В это время телефонный звонок прерывает наш разговор. Начальник, сияя доброй улыбкой, разговаривает по телефону с ребенком:

— Значит, завтра едем? Только помни, чтоб уроки были сделаны с вечера.

Кладет трубку. Почти застенчиво:

— Это  я с дочкой… Видите, какая погода — май! Собираемся на дачу за город.  (Подразумевая между слов: «и ты могла бы так же…») Итак, решено? Вас  тоже дожидается матушка. (Значит, мама свободна!) Посидите здесь в  коридоре. Вас вызовет мой помощник и все оформит. А моя фамилия —  Тучков.

«Тучков! — вспоминаю я. — Главный следователь по церковным  делам, самое страшное имя. К нему-то пробивались и не могли пробиться  наши старушки по делу Новоселова».

— А как насчет  Бога? — подмигивает мне на прощанье весело Тучков. — Ну, ничего, ничего,  это пройдет у вас постепенно. Вы — жертва переходной эпохи, и вас  винить не приходится. Это не вина, а беда! Видите, какой я философ: вы  можете мне доверять.

Он трясет мне руку, и я одна без  конвоира выхожу в коридор. Почти свободна… Все в голове моей медленно и  тяжело кружится: стены, пол, мои мысли, сомнения, надежды… Это же  крупный чиновник, он не опустится до прямой лжи, это не тот развинченный  юноша. Решиться ему поверить?

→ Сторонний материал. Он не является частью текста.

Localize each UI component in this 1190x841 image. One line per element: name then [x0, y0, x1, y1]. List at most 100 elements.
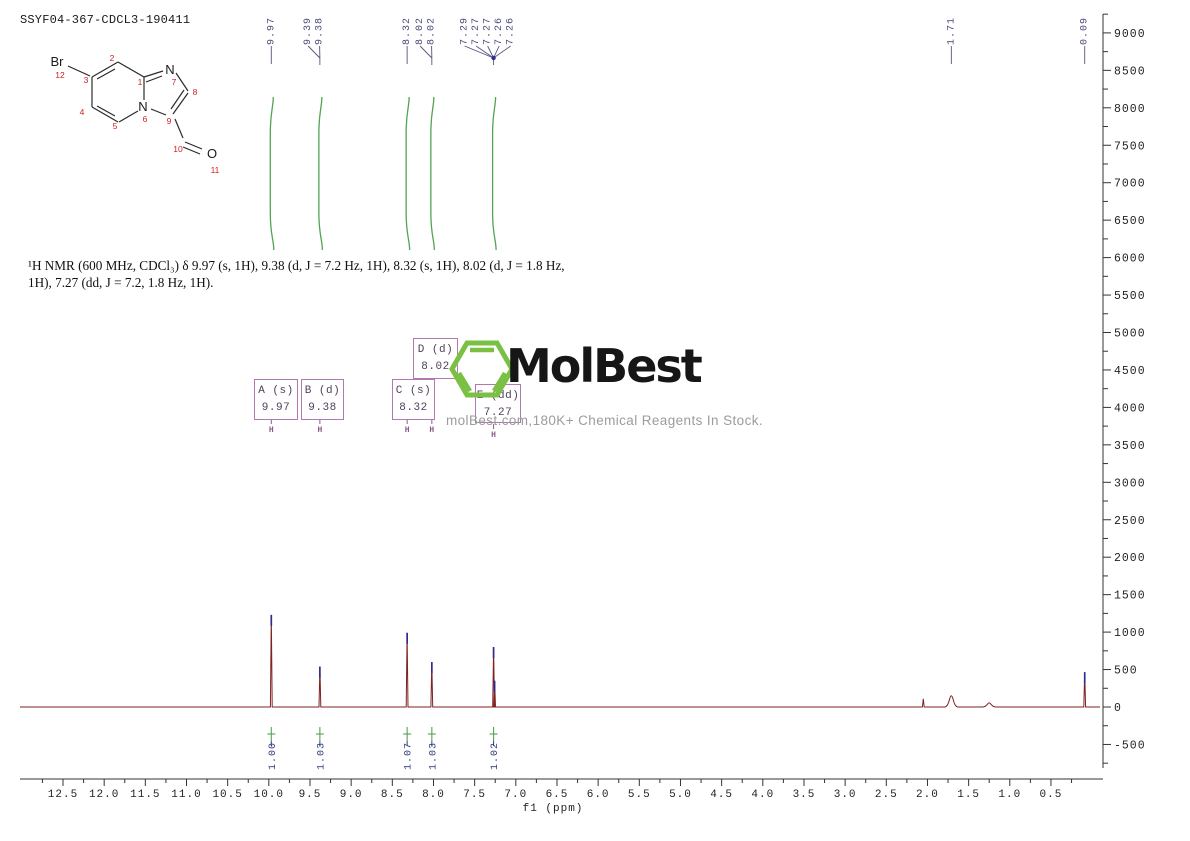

Из противоположной двери в коридор  выходит священник. Он идет со скромным достоинством, в летней соломенной  шляпе, в темно-лиловом подряснике и с золотым крестом на груди. С ним  нет конвоира. У дверей кабинета, откуда он вышел, с ним прощается  вежливо за руку маленький, черный, сурового вида человек. Священник  неторопливо уходит по плюшевым дорожкам. Он приходил сюда как свободный и  на свободу, конечно, уходит… Значит, он… Меня начинает колотить мелкая  дрожь.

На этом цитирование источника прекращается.